The time sharing system provides the direct access to a large number of users where CPU time is divided among all the users on scheduled basis. The OS allocates a set of time to each user. When this time is expired, it passes control to the next user on the system. The time allowed is extremely small and the users are given the impression that they each have their own CPU and they are the sole owner of the CPU. This short period of time during that a user gets attention of the CPU; is known as a time slice or a quantum. The concept of time sharing system is shown in figure.

                

 

In above figure the user 5 is active but user 1, user 2, user 3, and user 4 are in waiting state whereas user 6 is in ready status.

Multiuser Operating System

Multiuser Operating System

A multi-user operating system allows multiple users to access the data and processes of a single machine from different computers or terminals. These were previously often connected to the larger system through a wired network, though now wireless networking for this type of system is more common. The users will typically be at terminals or computers that give them access to the system through a network, as well as other machines on the system such as printers. A multi-user operating system differs from a single-user system on a network in that each user is accessing the same OS at different machines.

 

A multi-user operating system is often used in businesses and offices where different users need to access the same resources, but these resources cannot be installed on every system. In a multi-user operating system, the OS must be able to handle the various needs and requests of all of the users effectively.

Multiprogramming Operating System

Multiprogramming Operating System

In a multiprogramming system there are one or more programs loaded in main memory which are ready to execute. Only one program at a time is able to get the CPU for executing its instructions (i.e., there is at most one process running on the system) while all the others are waiting their turn.
The main idea of multiprogramming is to maximize the use of CPU time. Indeed, suppose the currently running process is performing an I/O task (which, by definition, does not need the CPU to be accomplished). Then, the OS may interrupt that process and give the control to one of the other in-main-memory programs that are ready to execute (i.e. process context switching).

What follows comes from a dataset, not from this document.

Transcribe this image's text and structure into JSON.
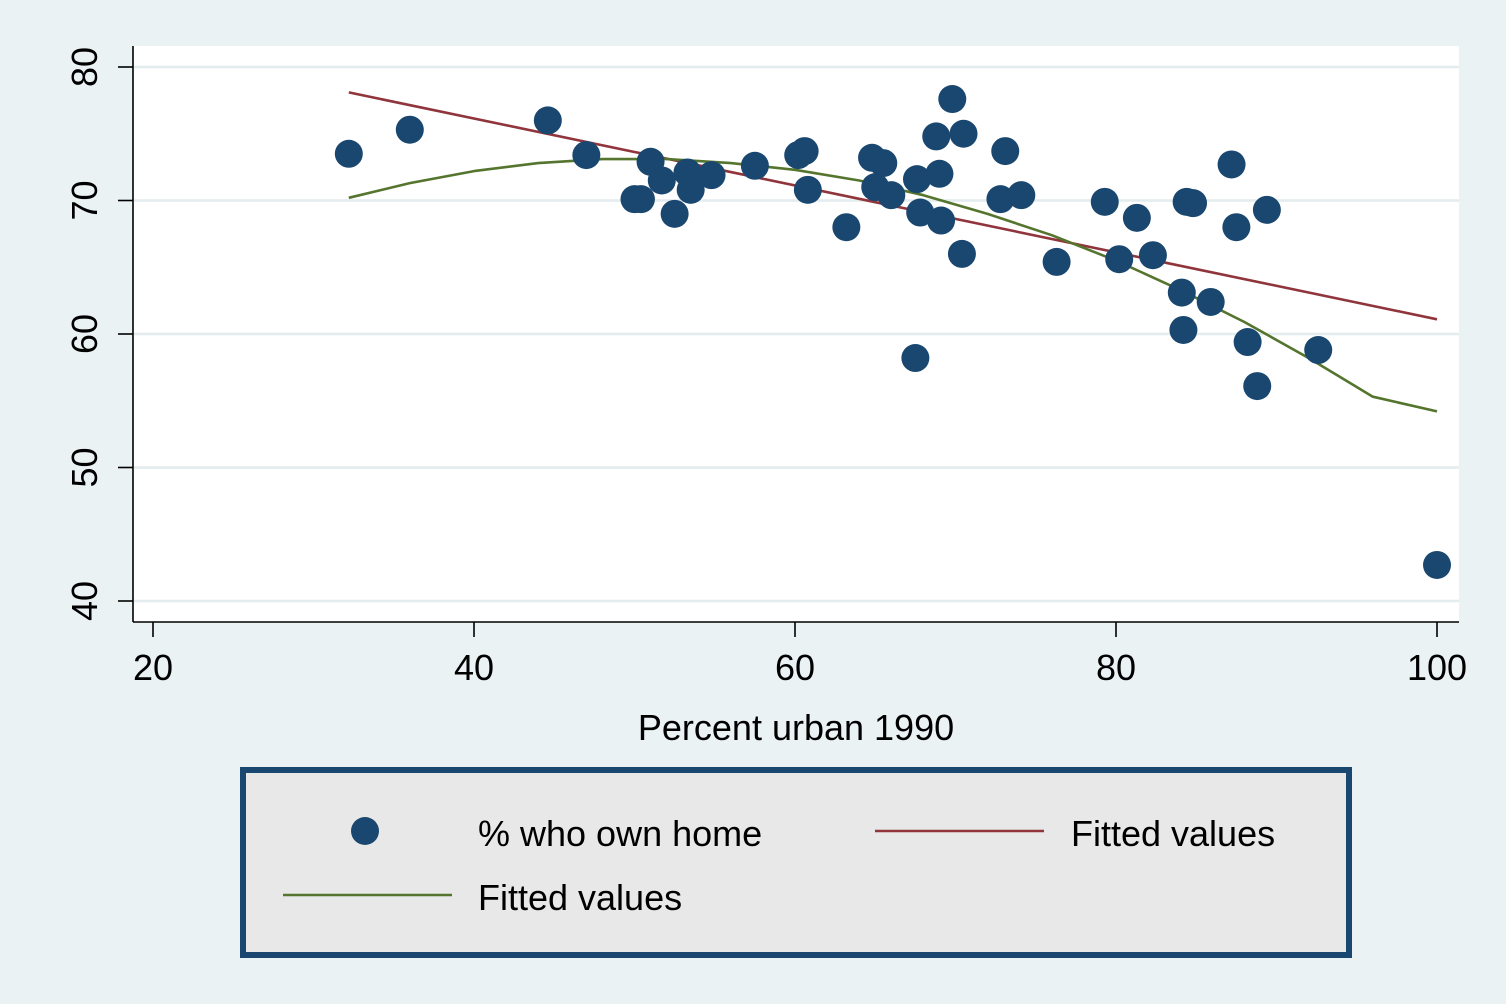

In this way, no CPU time is wasted by the system waiting for the I/O task to be completed, and a running process keeps executing until either it voluntarily releases the CPU or when it blocks for an I/O operation. Therefore, the ultimate goal of multiprogramming is to keep the CPU busy as long as there are processes ready to execute.
Note that in order for such a system to function properly, the OS must be able to load multiple programs into separate areas of the main memory and provide the required protection to avoid the chance of one process being modified by another one.

Multitasking OS

Multitasking has the same meaning of multiprogramming but in a more general sense, as it refers to having multiple (programs, processes, tasks, threads) running at the same time. This term is used in modern operating systems when multiple tasks share a common processing resource (e.g., CPU and Memory). At any time the CPU is executing one task only while other tasks waiting their turn. The illusion of parallelism is achieved when the CPU is reassigned to another task (i.e. process or thread context switching).
There are subtle differences between multitasking and multiprogramming. Multitasking OS implies Multiprogramming but vice-versa not possible.

Batch operating system

Batch operating system

The users of a batch operating system do not interact with the computer directly. Each user prepares his job on an off-line device like punch cards and submits it to the computer operator. To speed up processing, jobs with similar needs are batched together and run as a group. The programmers leave their programs with the operator and the operator then sorts the programs with similar requirements into batches.
The problems with Batch Systems are as follows −

• Lack of interaction between the user and the job.
• CPU is often idle, because the speed of the mechanical I/O devices is slower than the CPU.
• Difficult to provide the desired priority.